Perdere il filoLa verità sulla tregua a Gaza, e il falso mito del tempo perduto

L’argomento secondo cui il cessate il fuoco sarebbe stato possibile mesi fa se non fosse stato per il governo israeliano è frutto del solito pregiudizio che ignora malevolmente la necessità di Gerusalemme di prevenire il riarmo di Hamas e di controllare efficacemente il Corridoio Filadelfia

AP/Lapresse

Se fosse soltanto segno di sciocchezza, e non anche di profonda malafede, si potrebbe lasciar lì a fare il suo povero lavoro l’argomento secondo cui l’accordo per il cessate il fuoco a Gaza e per la liberazione degli ostaggi, se non fosse stato per l’opposizione di Israele, si sarebbe potuto raggiungere anche molti mesi fa. Ma siccome nemmeno questa volta e nemmeno su questo argomento si tratta di superficialità facilona, ma della disinformazione impegnata maliziosamente ad affastellare ragioni d’accusa contro lo Stato ebraico, colpevole prima della guerra e colpevole poi di non avervi posto fine quand’era possibile, occorre rimettere insieme i pezzi.

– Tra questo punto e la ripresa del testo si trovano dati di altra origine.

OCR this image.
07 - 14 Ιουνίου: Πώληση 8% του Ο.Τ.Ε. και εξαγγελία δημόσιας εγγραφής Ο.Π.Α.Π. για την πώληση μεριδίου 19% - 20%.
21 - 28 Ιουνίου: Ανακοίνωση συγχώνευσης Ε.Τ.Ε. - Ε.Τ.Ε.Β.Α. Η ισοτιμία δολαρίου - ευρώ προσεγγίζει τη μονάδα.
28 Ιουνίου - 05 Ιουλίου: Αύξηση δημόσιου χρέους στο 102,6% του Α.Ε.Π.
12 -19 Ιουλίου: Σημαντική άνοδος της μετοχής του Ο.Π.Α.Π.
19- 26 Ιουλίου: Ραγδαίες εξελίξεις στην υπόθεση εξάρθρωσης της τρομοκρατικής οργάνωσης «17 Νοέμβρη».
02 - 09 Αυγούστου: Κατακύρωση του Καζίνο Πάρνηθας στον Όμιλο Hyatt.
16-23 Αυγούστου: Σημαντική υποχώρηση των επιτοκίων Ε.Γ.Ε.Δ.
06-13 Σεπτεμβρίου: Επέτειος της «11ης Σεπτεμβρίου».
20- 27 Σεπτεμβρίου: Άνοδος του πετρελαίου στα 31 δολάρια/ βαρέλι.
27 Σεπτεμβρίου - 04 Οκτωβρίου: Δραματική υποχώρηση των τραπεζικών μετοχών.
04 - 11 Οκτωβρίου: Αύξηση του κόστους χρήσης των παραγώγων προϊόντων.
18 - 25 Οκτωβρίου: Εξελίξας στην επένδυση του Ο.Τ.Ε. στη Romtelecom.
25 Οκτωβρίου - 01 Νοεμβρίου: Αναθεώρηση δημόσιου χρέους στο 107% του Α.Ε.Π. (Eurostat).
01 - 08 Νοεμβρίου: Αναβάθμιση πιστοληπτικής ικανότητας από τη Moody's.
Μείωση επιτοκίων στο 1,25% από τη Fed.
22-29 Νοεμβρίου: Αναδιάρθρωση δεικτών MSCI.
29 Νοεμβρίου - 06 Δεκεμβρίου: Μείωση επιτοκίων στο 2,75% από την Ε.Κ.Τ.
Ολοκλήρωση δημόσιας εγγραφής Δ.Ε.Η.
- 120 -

A cominciare da quello grosso, vale a dire il Corridoio Filadelfia, cioè la linea che insiste sul confine meridionale della Striscia sempre attraversata, prima del presidio israeliano, dal fiume di armi che alimentava le capacità offensive di Hamas. Ebbene, diversamente rispetto allo schema odierno, le bozze di accordo dei mesi scorsi prevedevano un ritiro immediato e totale di Israele dal Corridoio.

Come tutti ricordano, l’intransigenza di Benjamin Netanyahu su quel punto fece guadagnare a Israele la patente dell’entità guerrafondaia disposta a sacrificare tutto, a cominciare dalla vita degli ostaggi, in omaggio a uno stralunato attaccamento a un fungibile pezzaccio di terra e sabbia. Non era così, evidentemente, e anche i militari – certo non tutti – che suggerivano a Bibi di accettare non si sognavano neppure di considerare irrilevante quella concessione, ma ritenevano semmai che valesse la pena di accordarla perché l’esercito sarebbe poi stato in grado di riprendere il controllo dell’area se, come era probabile, si fosse nuovamente prestata alle manovre di Hamas e ai passati passaggi di armamenti. Ma non è, ovviamente, tutto. 

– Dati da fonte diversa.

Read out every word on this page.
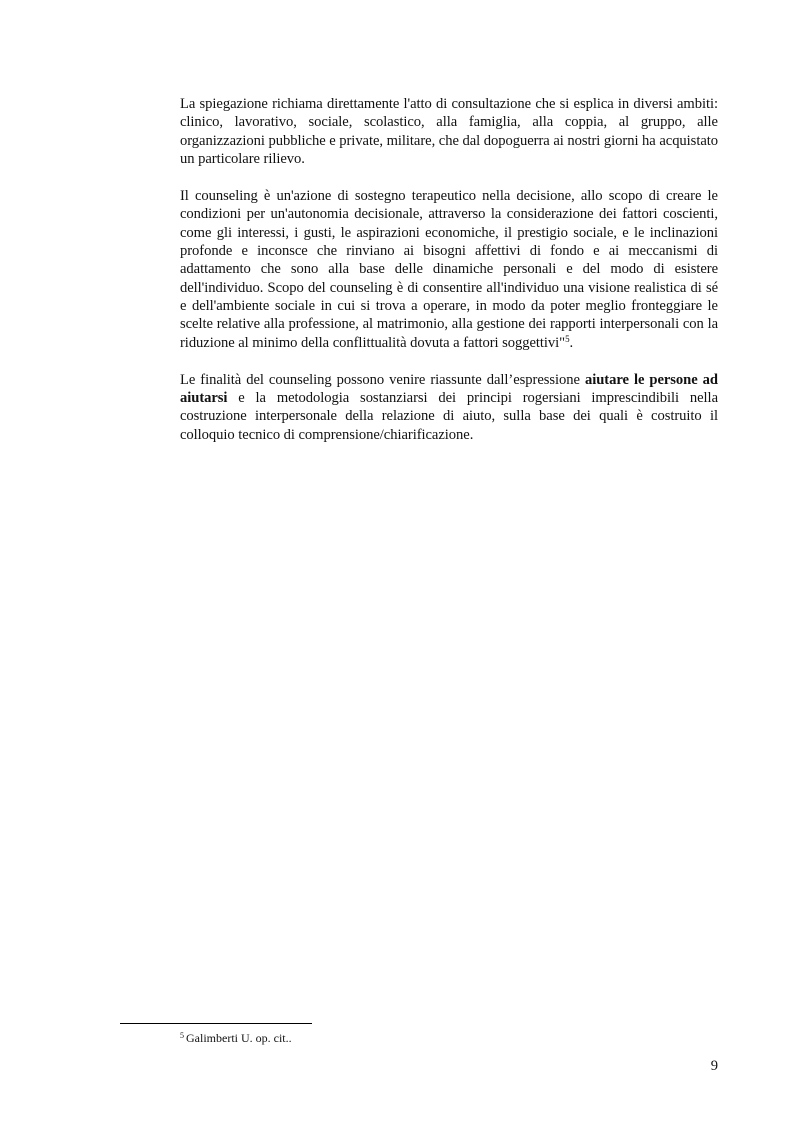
La spiegazione richiama direttamente l'atto di consultazione che si esplica in diversi ambiti: clinico, lavorativo, sociale, scolastico, alla famiglia, alla coppia, al gruppo, alle organizzazioni pubbliche e private, militare, che dal dopoguerra ai nostri giorni ha acquistato un particolare rilievo.

Il counseling è un'azione di sostegno terapeutico nella decisione, allo scopo di creare le condizioni per un'autonomia decisionale, attraverso la considerazione dei fattori coscienti, come gli interessi, i gusti, le aspirazioni economiche, il prestigio sociale, e le inclinazioni profonde e inconsce che rinviano ai bisogni affettivi di fondo e ai meccanismi di adattamento che sono alla base delle dinamiche personali e del modo di esistere dell'individuo. Scopo del counseling è di consentire all'individuo una visione realistica di sé e dell'ambiente sociale in cui si trova a operare, in modo da poter meglio fronteggiare le scelte relative alla professione, al matrimonio, alla gestione dei rapporti interpersonali con la riduzione al minimo della conflittualità dovuta a fattori soggettivi"$^5$.

Le finalità del counseling possono venire riassunte dall’espressione aiutare le persone ad aiutarsi e la metodologia sostanziarsi dei principi rogersiani imprescindibili nella costruzione interpersonale della relazione di aiuto, sulla base dei quali è costruito il colloquio tecnico di comprensione/chiarificazione.

$^5$ Galimberti U. op. cit..
9
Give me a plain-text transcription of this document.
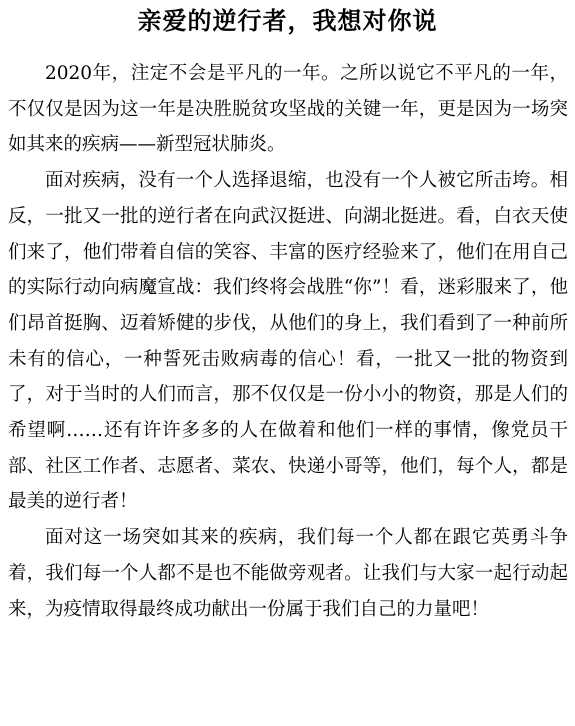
亲爱的逆行者，我想对你说

2020年，注定不会是平凡的一年。之所以说它不平凡的一年，不仅仅是因为这一年是决胜脱贫攻坚战的关键一年，更是因为一场突如其来的疾病——新型冠状肺炎。

面对疾病，没有一个人选择退缩，也没有一个人被它所击垮。相反，一批又一批的逆行者在向武汉挺进、向湖北挺进。看，白衣天使们来了，他们带着自信的笑容、丰富的医疗经验来了，他们在用自己的实际行动向病魔宣战：我们终将会战胜“你”！看，迷彩服来了，他们昂首挺胸、迈着矫健的步伐，从他们的身上，我们看到了一种前所未有的信心，一种誓死击败病毒的信心！看，一批又一批的物资到了，对于当时的人们而言，那不仅仅是一份小小的物资，那是人们的希望啊……还有许许多多的人在做着和他们一样的事情，像党员干部、社区工作者、志愿者、菜农、快递小哥等，他们，每个人，都是最美的逆行者！

面对这一场突如其来的疾病，我们每一个人都在跟它英勇斗争着，我们每一个人都不是也不能做旁观者。让我们与大家一起行动起来，为疫情取得最终成功献出一份属于我们自己的力量吧！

Che le bozze di accordo dei mesi passati – peraltro frustrate in primo luogo dai tira e molla di Hamas, non certo dai capricci israeliani, a tacere del bel regalo di sei ostaggi giustiziati con un colpo alla nuca – non possano essere in nessun modo paragonate alle linee dell’accordo ora in chiusura è spiegato con qualche definitività guardando a ciò che in questi mesi è successo. Se pure si trattasse (come non si tratta) di identici contenuti negoziali, l’accordo non è lo stesso prima o dopo l’eliminazione di Ismail Haniyeh, non è lo stesso prima o dopo l’eliminazione di Yahya Sinwar, non è lo stesso prima o dopo l’eliminazione di Hassan Nasrallah, non è lo stesso prima o dopo lo smantellamento di Hezbollah, non è lo stesso prima o dopo la caduta del regime siriano. 

Tutte le cose che magari ci sarebbero state anche dopo (facciamo finta di poterlo ipotizzare) ma che, non essendoci allora, facevano lo scenario platealmente diverso; e che, essendoci ora, lo immutano in modo tale da privare di qualsiasi senso certe improbabili divagazioni sul presunto tempo perduto. Ma sono divagazioni che non hanno nulla a che fare con l’intelligenza delle cose e, al solito, con un rispetto anche vago per la verità. Adempiono alla solita, inesausta missione mistificatrice ed esprimono il solito, inesausto pregiudizio.